In excerpting from written material, I have sought to minimize the clutter of ellipses and square brackets. Where I have excised material from within a continuous passage, I have, of course, used ellipses to indicate that deletion. But I have not used ellipses at the beginning or end of entire passages, even when I have made initial or terminal cuts. Thus, the reader is put on notice that, at the beginning of a passage, some words from the start of the original sentence may have been dropped. Likewise, at the end of a passage, sentences in the original may continue on beyond where they end here.
Square brackets are used to indicate my own interpolated words or introductory notes (except that I have retained the square brackets used by Ayn Rand, Leonard Peikoff, etc. to insert their own comments within a direct quotation from someone else). In a few instances, I have deleted italics, but as a rule they are as they appear in the original texts; in no case did I add italics.
Some entry headings appear in quotation marks. The quotes are used to indicate either a concept that Objectivism regards as invalid or obfuscatory (as with “Collective Rights”), or a term used in a new or special sense (as with “Stolen Concept,” Fallacy of. The content of the entry should make clear which function, in a given case, these quotation marks serve.
Some explanation is necessary about the manner in which I have identified the sources of the passages quoted. The references include page numbers for both hardcover and paperback editions when possible (only paperback editions are currently available for Introduction to Objectivist Epistemology, The New Left: The Anti-Industrial Revolution, and %Capitalism: The Unknown Ideal%%). I have cited the page number only for the passage’s beginning even when it continues beyond that page in the original (e.g., a page reference normally given as “54–56” would appear here only as “54”). And, unless otherwise stated, all quotations are from Ayn Rand.
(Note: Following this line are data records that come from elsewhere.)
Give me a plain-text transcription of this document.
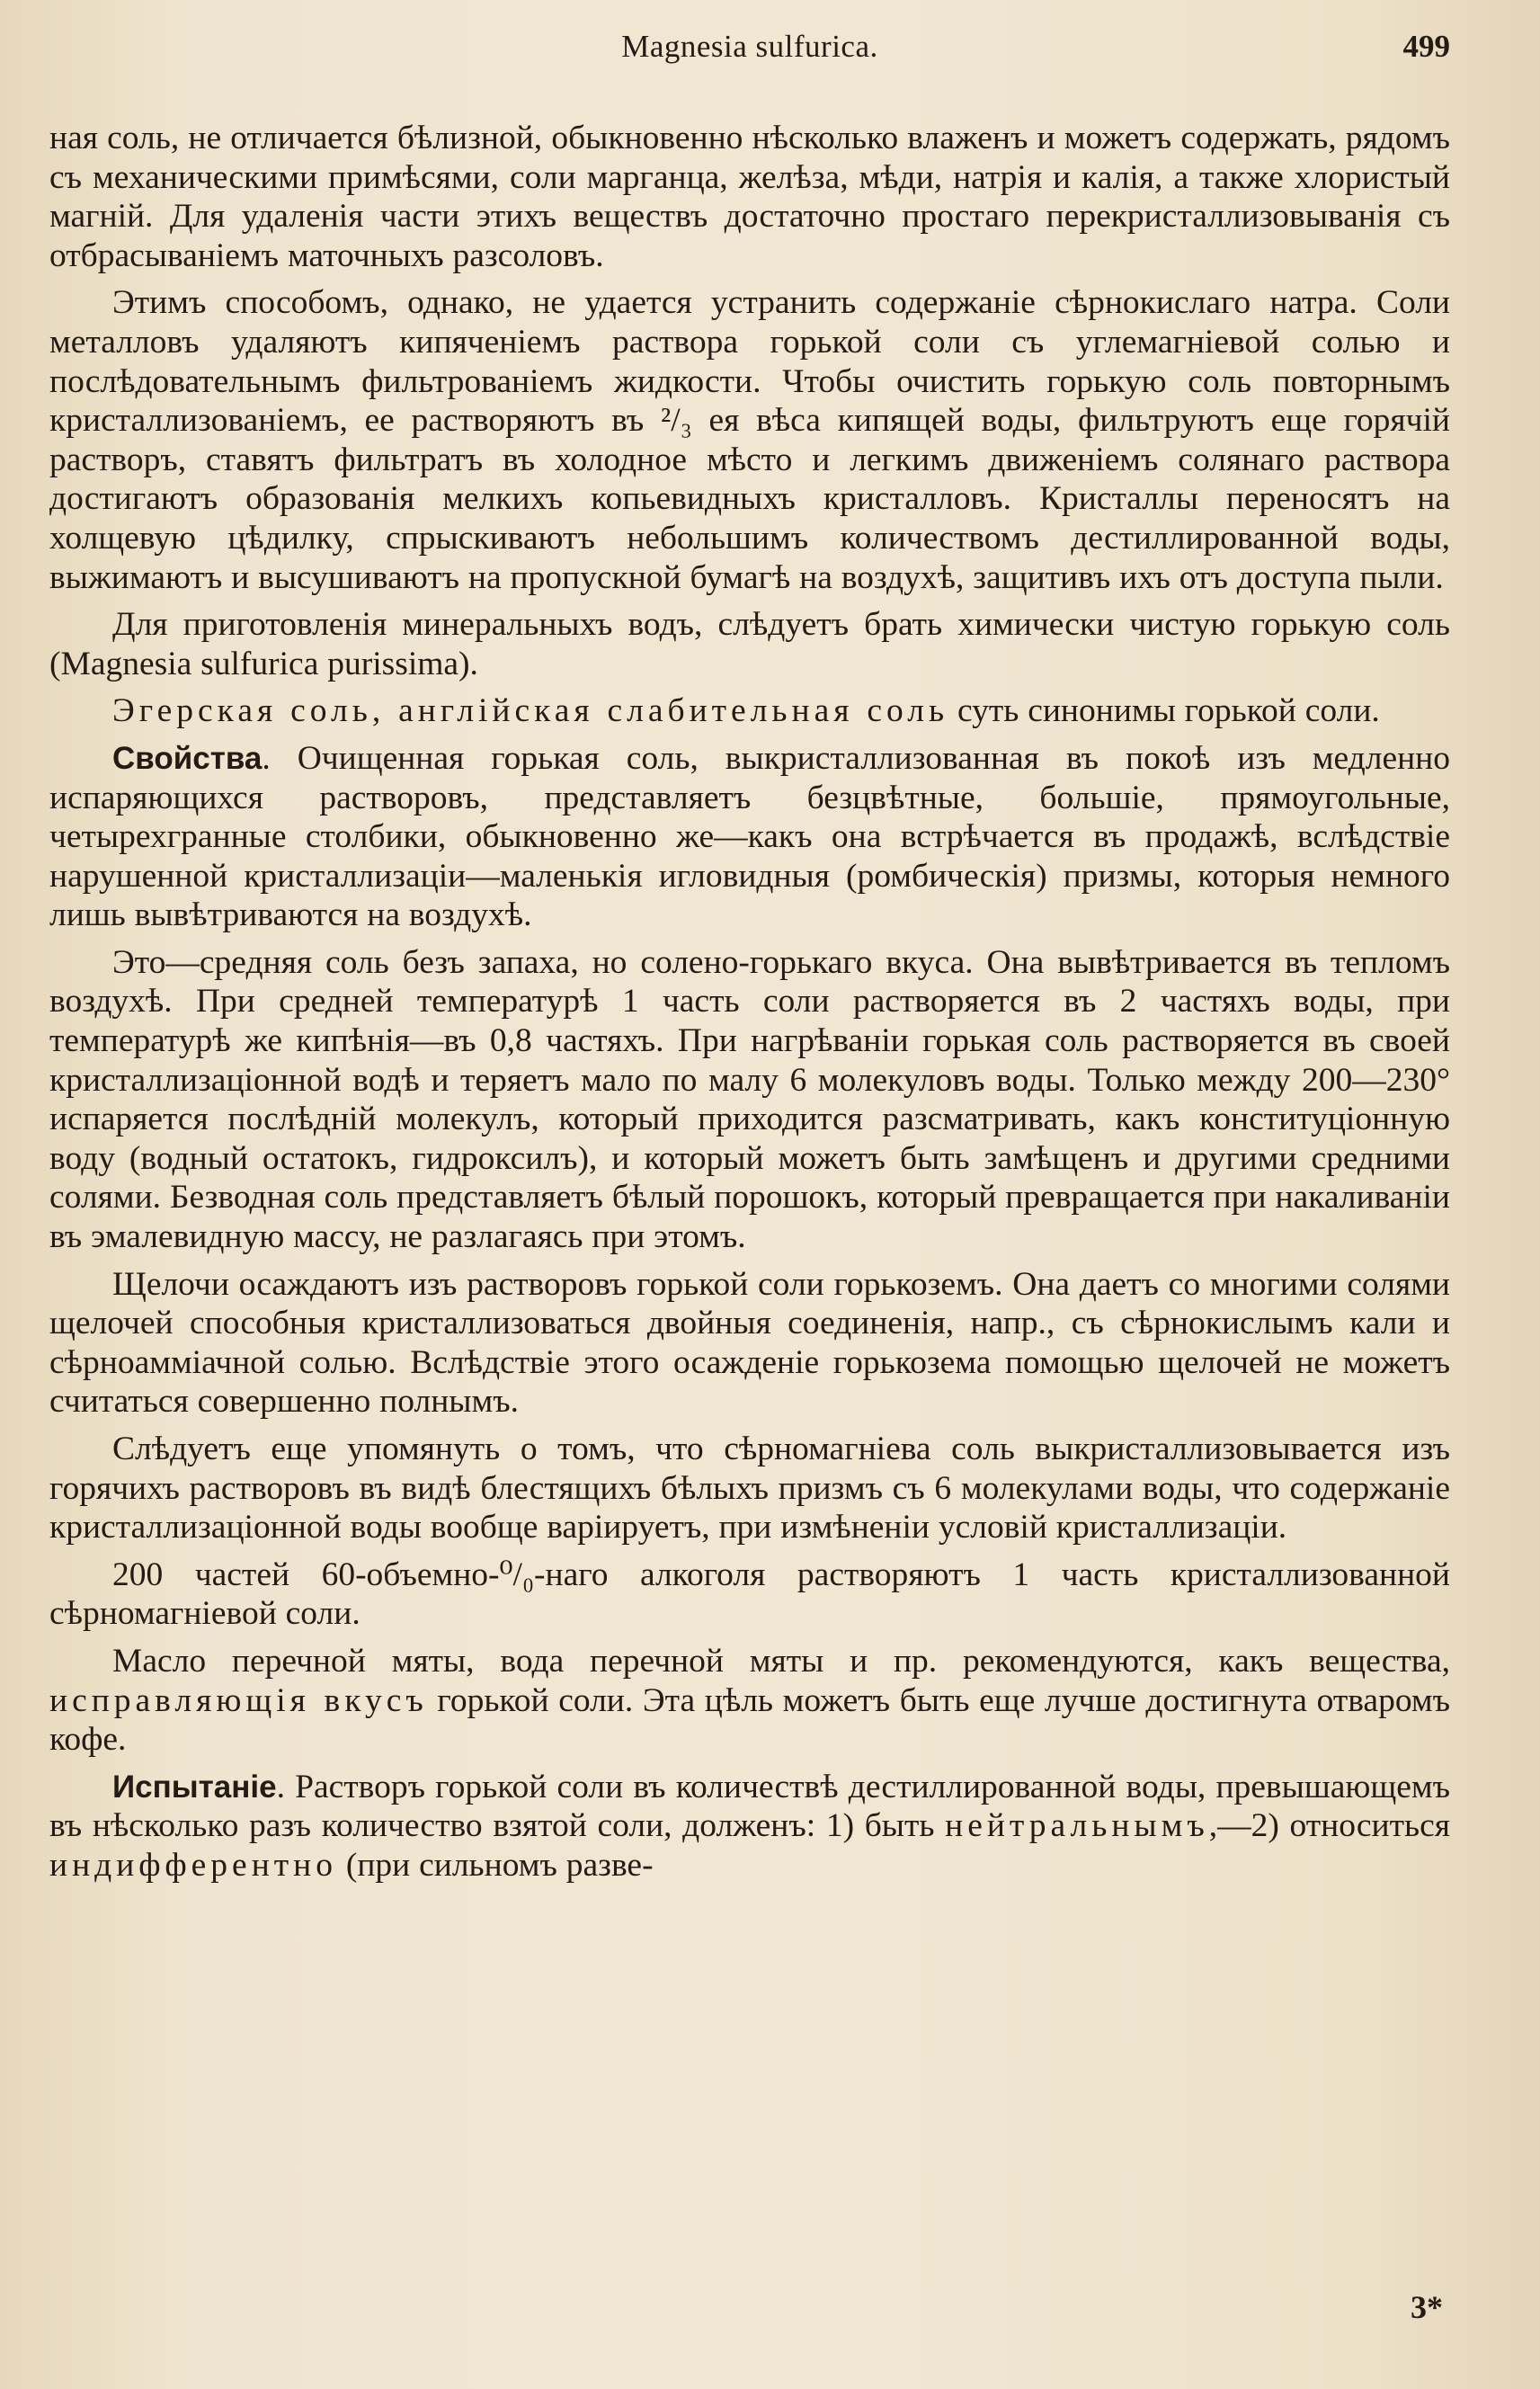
Magnesia sulfurica.	499

ная соль, не отличается бѣлизной, обыкновенно нѣсколько влаженъ и можетъ содержать, рядомъ съ механическими примѣсями, соли марганца, желѣза, мѣди, натрія и калія, а также хлористый магній. Для удаленія части этихъ веществъ достаточно простаго перекристаллизовыванія съ отбрасываніемъ маточныхъ разсоловъ.

Этимъ способомъ, однако, не удается устранить содержаніе сѣрнокислаго натра. Соли металловъ удаляютъ кипяченіемъ раствора горькой соли съ углемагніевой солью и послѣдовательнымъ фильтрованіемъ жидкости. Чтобы очистить горькую соль повторнымъ кристаллизованіемъ, ее растворяютъ въ ²/₃ ея вѣса кипящей воды, фильтруютъ еще горячій растворъ, ставятъ фильтратъ въ холодное мѣсто и легкимъ движеніемъ солянаго раствора достигаютъ образованія мелкихъ копьевидныхъ кристалловъ. Кристаллы переносятъ на холщевую цѣдилку, спрыскиваютъ небольшимъ количествомъ дестиллированной воды, выжимаютъ и высушиваютъ на пропускной бумагѣ на воздухѣ, защитивъ ихъ отъ доступа пыли.

Для приготовленія минеральныхъ водъ, слѣдуетъ брать химически чистую горькую соль (Magnesia sulfurica purissima).

Эгерская соль, англійская слабительная соль суть синонимы горькой соли.

Свойства. Очищенная горькая соль, выкристаллизованная въ покоѣ изъ медленно испаряющихся растворовъ, представляетъ безцвѣтные, большіе, прямоугольные, четырехгранные столбики, обыкновенно же—какъ она встрѣчается въ продажѣ, вслѣдствіе нарушенной кристаллизаціи—маленькія игловидныя (ромбическія) призмы, которыя немного лишь вывѣтриваются на воздухѣ.

Это—средняя соль безъ запаха, но солено-горькаго вкуса. Она вывѣтривается въ тепломъ воздухѣ. При средней температурѣ 1 часть соли растворяется въ 2 частяхъ воды, при температурѣ же кипѣнія—въ 0,8 частяхъ. При нагрѣваніи горькая соль растворяется въ своей кристаллизаціонной водѣ и теряетъ мало по малу 6 молекуловъ воды. Только между 200—230° испаряется послѣдній молекулъ, который приходится разсматривать, какъ конституціонную воду (водный остатокъ, гидроксилъ), и который можетъ быть замѣщенъ и другими средними солями. Безводная соль представляетъ бѣлый порошокъ, который превращается при накаливаніи въ эмалевидную массу, не разлагаясь при этомъ.

Щелочи осаждаютъ изъ растворовъ горькой соли горькоземъ. Она даетъ со многими солями щелочей способныя кристаллизоваться двойныя соединенія, напр., съ сѣрнокислымъ кали и сѣрноамміачной солью. Вслѣдствіе этого осажденіе горькозема помощью щелочей не можетъ считаться совершенно полнымъ.

Слѣдуетъ еще упомянуть о томъ, что сѣрномагніева соль выкристаллизовывается изъ горячихъ растворовъ въ видѣ блестящихъ бѣлыхъ призмъ съ 6 молекулами воды, что содержаніе кристаллизаціонной воды вообще варіируетъ, при измѣненіи условій кристаллизаціи.

200 частей 60-объемно-⁰/₀-наго алкоголя растворяютъ 1 часть кристаллизованной сѣрномагніевой соли.

Масло перечной мяты, вода перечной мяты и пр. рекомендуются, какъ вещества, исправляющія вкусъ горькой соли. Эта цѣль можетъ быть еще лучше достигнута отваромъ кофе.

Испытаніе. Растворъ горькой соли въ количествѣ дестиллированной воды, превышающемъ въ нѣсколько разъ количество взятой соли, долженъ: 1) быть нейтральнымъ,—2) относиться индифферентно (при сильномъ разве-

3*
Note also that paperback page references for The Romantic Manifesto and The New Left refer to the second editions of these works. The first edition of the former did not include “Art and Cognition,” and “The Age of Envy” was not included in the first edition of the latter.
All the books cited are available in paperback editions from New American Library. Much of the other material, including back issues of Miss Rand’s periodicals and some separate pamphlets, is available from The Objectivist Forum, P.O. Box 5311, FDR Station, New York, NY 10150. (When an article published in a periodical has been reprinted in a book, only the book reference is given.)
I wish to thank Leonard Peikoff for his continued encouragement and editorial advice. Thanks are also due to Allison Thomas Kunze for identifying several passages that were worthy of inclusion and to Michael Palumbo for his meticulous assistance in assembling the manuscript.
I must stress that the Lexicon is not intended as a substitute for the primary sources from which it is derived. It is a fundamental tenet of Objectivism that philosophy is not a haphazard collection of out-of-context pronouncements, but an integrated, hierarchically structured system, which has to be studied and judged as such. For a brief indication of what Objectivism as a philosophic system advocates, the reader may refer to the entry, Objectivism. For a fuller statement, the best single source is Galt’s speech in Atlas Shrugged (reprinted in For the New Intellectual).